Le salon beige : « Établis sur différents continents, Français, Wallons, Suisses romands, Valdôtains, Vaudois, Monégasques, Aranais, Normandiliens, Franco-Canadiens, Cajuns et Créoles de Louisiane, Caldoches, Békés, Franco-Mauriciens et Huguenots expatriés forment un peuple aux origines globalement communes », conclut LSB (Note de Michel Garroté – Tous ces peuples « forment un peuple » ? François Montgisard, auteur de cette étrange vision, aurait-il hiberné – plusieurs siècles – avant de se réveiller pour écrire tout cela ? Tout cela, avec seulement 4% de la population française actuelle – peut-être même moins de 4% – se rendant à l’Eglise le dimanche. Tout cela, avec une politique étrangère de la France qui, en 2011, soulève la stupéfaction aux quatre coins du monde…). Fin des extraits du nouvel essai historique mentionné sur http://lesalonbeige.blogs.com/.

A tout cela, il faut ajouter que la population française (la vraie ; pas celle énumérée par François Montgisard ; et qui inclurait, selon sa vision, les Suisses romands et les Békés…) est de 65 millions d’habitants seulement, pour une population totale de 7,5 milliards d’habitants (7500 millions) à l’échelle de l’ensemble de la planète. De plus, il y a plus d’un milliard trois cent millions (1300 millions) de chrétien sur terre. Mais en France, il n’y a que trois millions de catholiques se rendant à la messe le dimanche.

Trois millions de catholiques pratiquants français sur un total de 1,3 milliard (1300 millions) de chrétiens à l’échelle du globe. Les catholiques pratiquants français représentent donc 0,2% du peuple chrétien universel. On ne peut donc – effectivement – plus parler de France ‘Fille aînée de l’Eglise’, de France ‘Educatrice des peuples’ et de Ces Français qui gouvernèrent le monde’…
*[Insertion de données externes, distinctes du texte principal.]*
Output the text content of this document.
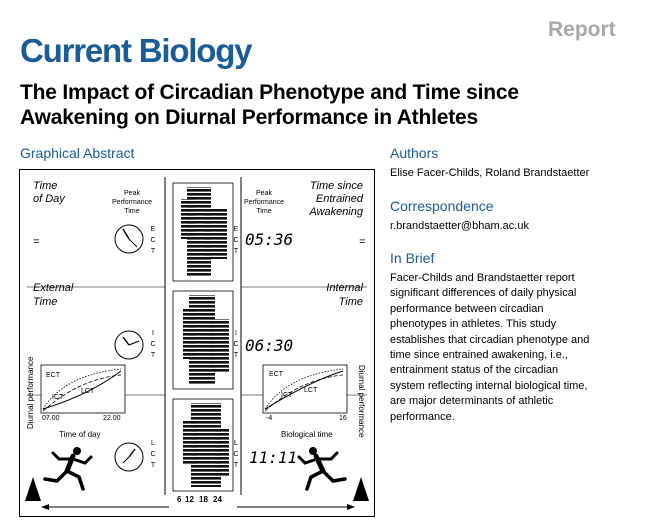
Report
Current Biology
The Impact of Circadian Phenotype and Time since Awakening on Diurnal Performance in Athletes
Graphical Abstract
6 12 18 24
Time
of Day
=
External
Time
Time since
Entrained
Awakening
=
Internal
Time
Peak
Performance
Time
Peak
Performance
Time
E
C
T
E
C
T
I
C
T
I
C
T
L
C
T
L
C
T
05:36
06:30
11:11
Diurnal performance ECT
ICT
LCT
07.00	22.00
Time of day
ECT
ICT
LCT
-4	16
Biological time	Diurnal performance
Authors
Elise Facer-Childs, Roland Brandstaetter
Correspondence
r.brandstaetter@bham.ac.uk
In Brief
Facer-Childs and Brandstaetter report
significant differences of daily physical
performance between circadian
phenotypes in athletes. This study
establishes that circadian phenotype and
time since entrained awakening, i.e.,
entrainment status of the circadian
system reflecting internal biological time,
are major determinants of athletic
performance.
L’on pourrait me rétorquer que ce n’est pas juste de comparer trois millions de catholiques pratiquants français à 1,3 milliard de chrétiens à l’échelle du globe, 1,3 milliard de chrétiens qui ne sont pas tous pratiquants. Cette objection serait pertinente si la France n’avait jamais été qualifiée de « Fille aînée de l’Eglise » et d’«  Educatrice des peuples ».

Seulement voilà, les catholiques pratiquants français (0,23% du peuple chrétien universel ; et 0,04% de la population mondiale) ont entendu dire que – jadis – ils étaient la « Fille aînée de l’Eglise, éducatrice des peuples » (je signale, juste en passant, qu’il ne s’agit pas d’un « dogme »). Comment les catholiques pratiquants de France parviennent-ils à assumer cette situation ?

Ne serait-il pas plu simple que les catholiques pratiquants de France admettent, une bonne fois pour toutes, qu’ils ont été successivement affaiblis par la Réforme protestante, par la Révolution bolchevique et par la Révolte de Mai 68 ?

Une radioscopie, précise et pointue, de l’état réel de l’Eglise catholique de France en 2011, permettrait, peut-être, un jour, de fixer un certain nombre de constats réalistes (d’objectifs réalistes aussi…). Et d’éveiller ainsi, chez les intéressés, un brin d’humilité.

Tel ne semble pas être le cas pour le moment.